Parece estúpido, eu sei, mas… - O embaraço que sentia era notório. – Mas ela
sofria do coração, e fizeram-me sentir que o choque… - olhou para o chão. Não
tinha coragem de a encarar.
Eulália sentiu
pena dele, e o seu coração de mãe e de mulher, há muito sedento pelo dele,
empurrou-a na sua direção. Abraçou-o e o
resto das palavras foram comidas pelos gestos.
De repente a cor do homem, tinha voltado ao seu rosto. E,
abraçando-a num repente segredou-lhe ao ouvido:
- Tu sempre foste a única que o faz mexer…

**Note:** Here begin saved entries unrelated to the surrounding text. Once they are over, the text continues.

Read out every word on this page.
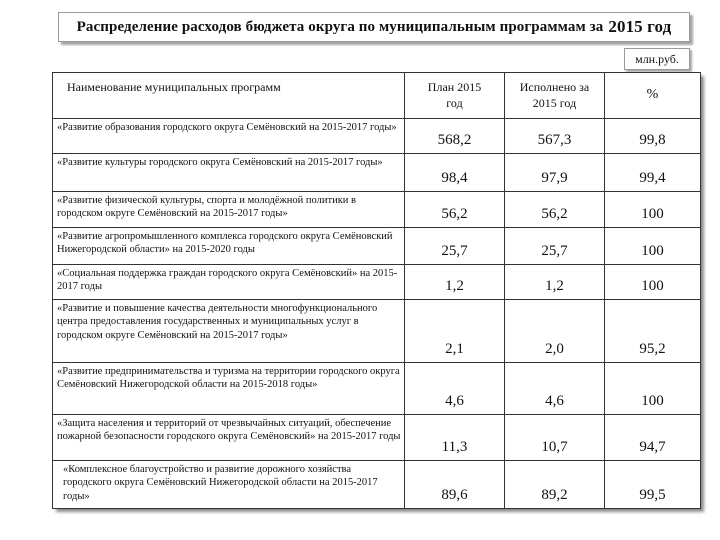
Распределение расходов бюджета округа по муниципальным программам за 2015 год
млн.руб.
Наименование муниципальных программ	План 2015 год	Исполнено за 2015 год	%
«Развитие образования городского округа Семёновский на 2015-2017 годы»	568,2	567,3	99,8
«Развитие культуры городского округа Семёновский на 2015-2017 годы»	98,4	97,9	99,4
«Развитие физической культуры, спорта и молодёжной политики в городском округе Семёновский на 2015-2017 годы»	56,2	56,2	100
«Развитие агропромышленного комплекса городского округа Семёновский Нижегородской области» на 2015-2020 годы	25,7	25,7	100
«Социальная поддержка граждан городского округа Семёновский» на 2015-2017 годы	1,2	1,2	100
«Развитие и повышение качества деятельности многофункционального центра предоставления государственных и муниципальных услуг в городском округе Семёновский на 2015-2017 годы»	2,1	2,0	95,2
«Развитие предпринимательства и туризма на территории городского округа Семёновский Нижегородской области на 2015-2018 годы»	4,6	4,6	100
«Защита населения и территорий от чрезвычайных ситуаций, обеспечение пожарной безопасности городского округа Семёновский» на 2015-2017 годы	11,3	10,7	94,7
«Комплексное благоустройство и развитие дорожного хозяйства городского округа Семёновский Нижегородской области на 2015-2017 годы»	89,6	89,2	99,5
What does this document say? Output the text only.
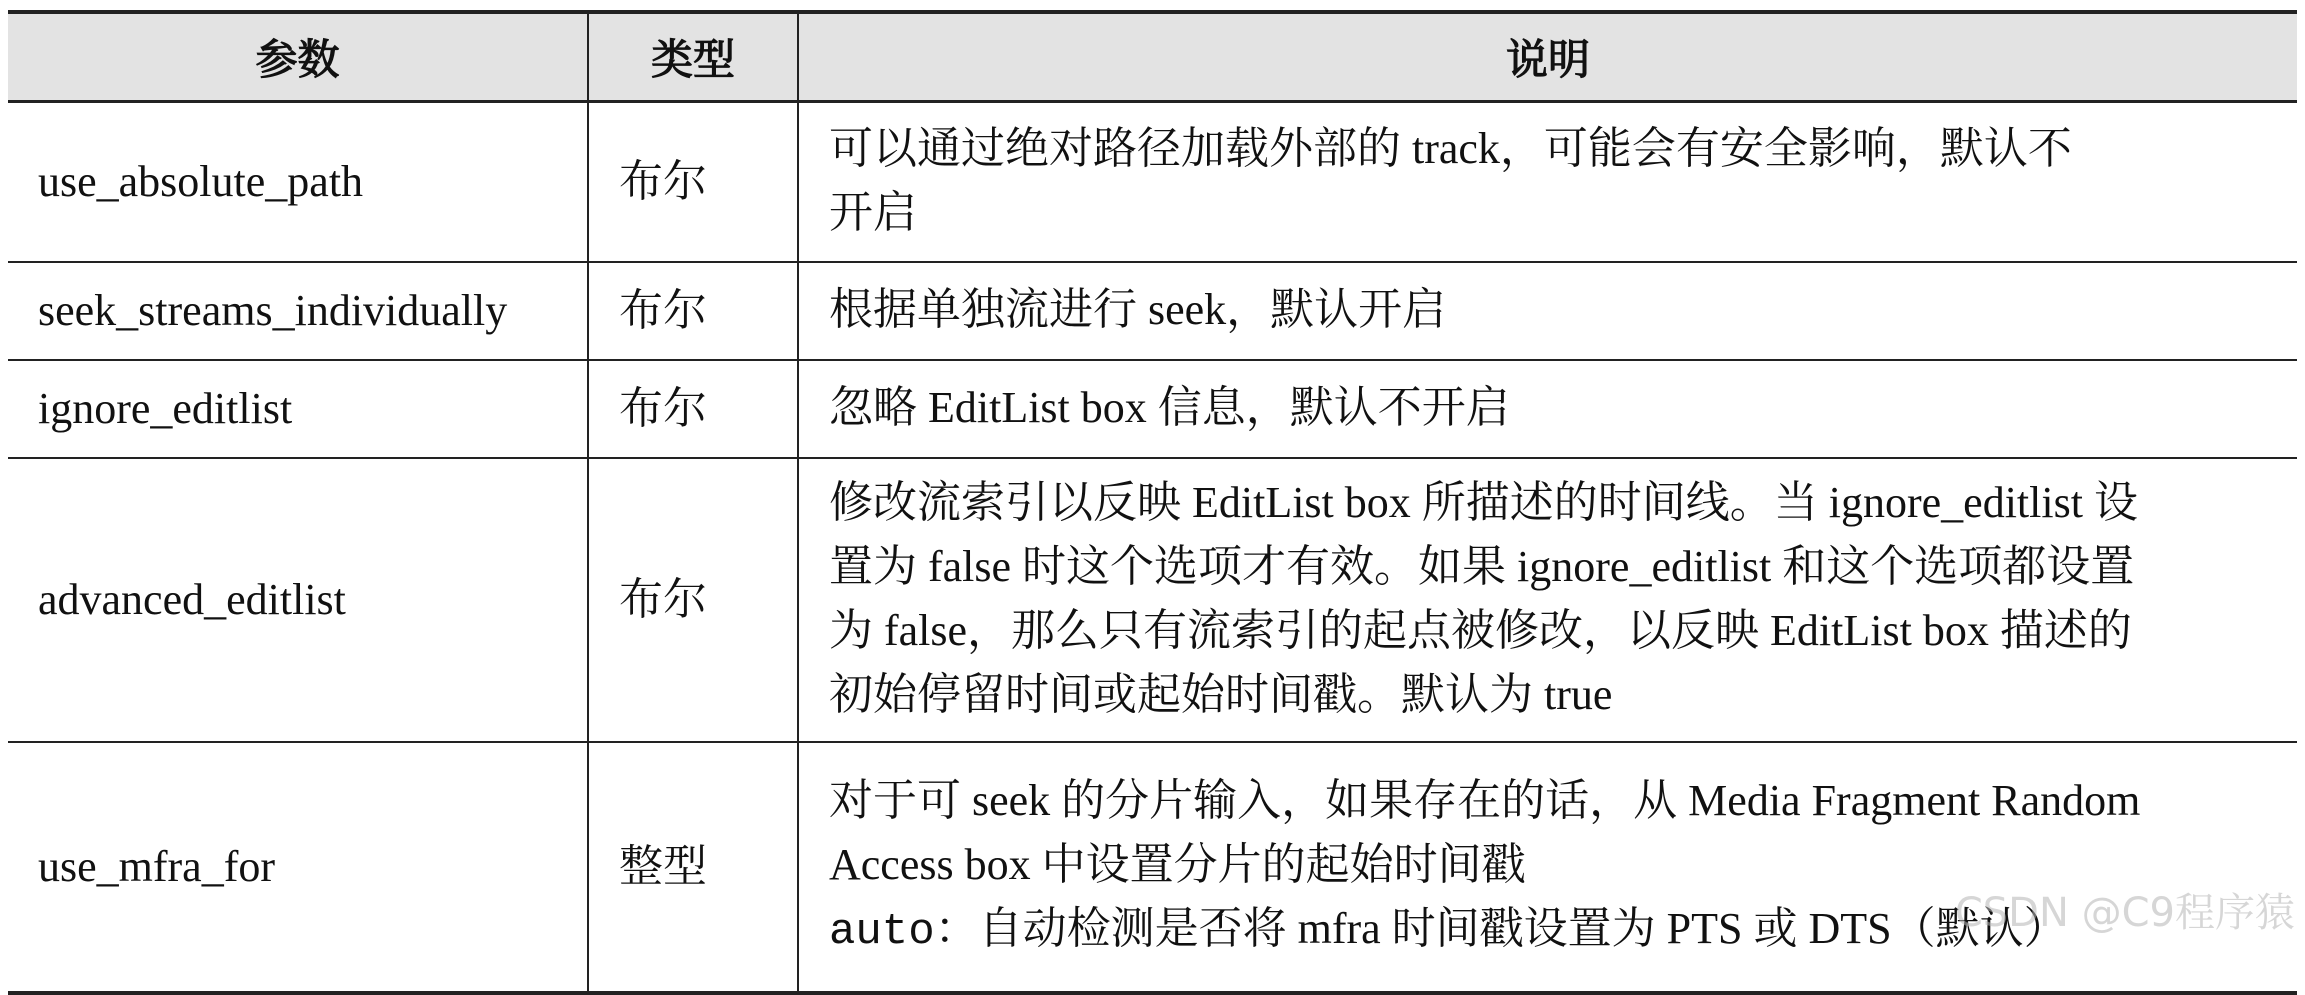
参数	类型	说明
use_absolute_path	布尔	可以通过绝对路径加载外部的 track，可能会有安全影响，默认不
开启

seek_streams_individually	布尔	根据单独流进行 seek，默认开启

ignore_editlist	布尔	忽略 EditList box 信息，默认不开启

advanced_editlist	布尔	修改流索引以反映 EditList box 所描述的时间线。当 ignore_editlist 设
置为 false 时这个选项才有效。如果 ignore_editlist 和这个选项都设置
为 false，那么只有流索引的起点被修改，以反映 EditList box 描述的
初始停留时间或起始时间戳。默认为 true

use_mfra_for	整型	对于可 seek 的分片输入，如果存在的话，从 Media Fragment Random
Access box 中设置分片的起始时间戳
auto：自动检测是否将 mfra 时间戳设置为 PTS 或 DTS（默认）
CSDN @C9程序猿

Corando e sentindo um arrepio pelo corpo acima, ela deu-lhe um
empurrão. Com a mão, deu-lhe uma palmada no ombro. Uma palmada de amor, uma
palmada de dor, uma palmada de desejo que vendo ali uma frecha saiu em todo o
seu esplendor e uniu os corpos que separados fisicamente nunca o estiveram
espiritualmente.
Lua, assim que ouviu a mãe dizer-lhe que ele tinha duas filhas,
afastou-se da janela e saltou da mesa. Sem perceber bem o que se passava, mas adivinhando-o no peito,
voltou para a irmã que a esperava já distraída, a brincar com um cão que por
ali andava.
- Então? -
perguntou-lhe assim que a viu.
- Então o quê?
– respondeu-lhe com maus modos.
- Então? Quem é
o homem? E o que quer com a nossa mãe?
- Não sei. – Respondeu secamente tirando-lhe o pau das
mãos e começando ela a brincar com o cão.
- Não sabes?
Mas estiveste à espreita.
- Pois estive,
mas não ouvi bem. Olha vou até à praia, deixa-te estar por aqui. – Entregou-lhe
novamente o pau, e começou a andar em direção ao mar.
- Espera! –
gritou-lhe Maria. Eu vou contigo.
- Não, não vais. Ficas aqui, para o caso de a
mãe precisar de ti. – respondeu sem se virar e sem para de andar.
O tempo que a
mãe e o homem estiveram fechados dentro de casa não foi muito, porém para Maria
que morria de curiosidade, foi uma eternidade. Sem se atrever a entrar em casa,
aproximou-se da janela da cozinha, onde Lua tinha estado, e subindo à mesa, tal
como ela, espreitou, mas não viu nada.
Já lá não
estavam.
Resolvida a não
se preocupar, encolheu os ombros e saltou para o chão. Assobiou para o cão e
foi até casa da Bá, a sua avó materna. Ela saberia explicar-lhe o que estava a
acontecer. Ela sabia sempre tudo.
A correr, Lua
atirou-se em direção à praia. Na sua cabeça, ecoavam as palavras da mãe:
- Tu nem sabes que tens duas filhas. Nem sabes o nome delas!
Na sua cabeça, todas as perguntas que sempre fizera à mãe, aos vizinhos, aos amigos acerca do seu pai, tiveram agora uma epifania. Era aquele homem! Um estrangeiro!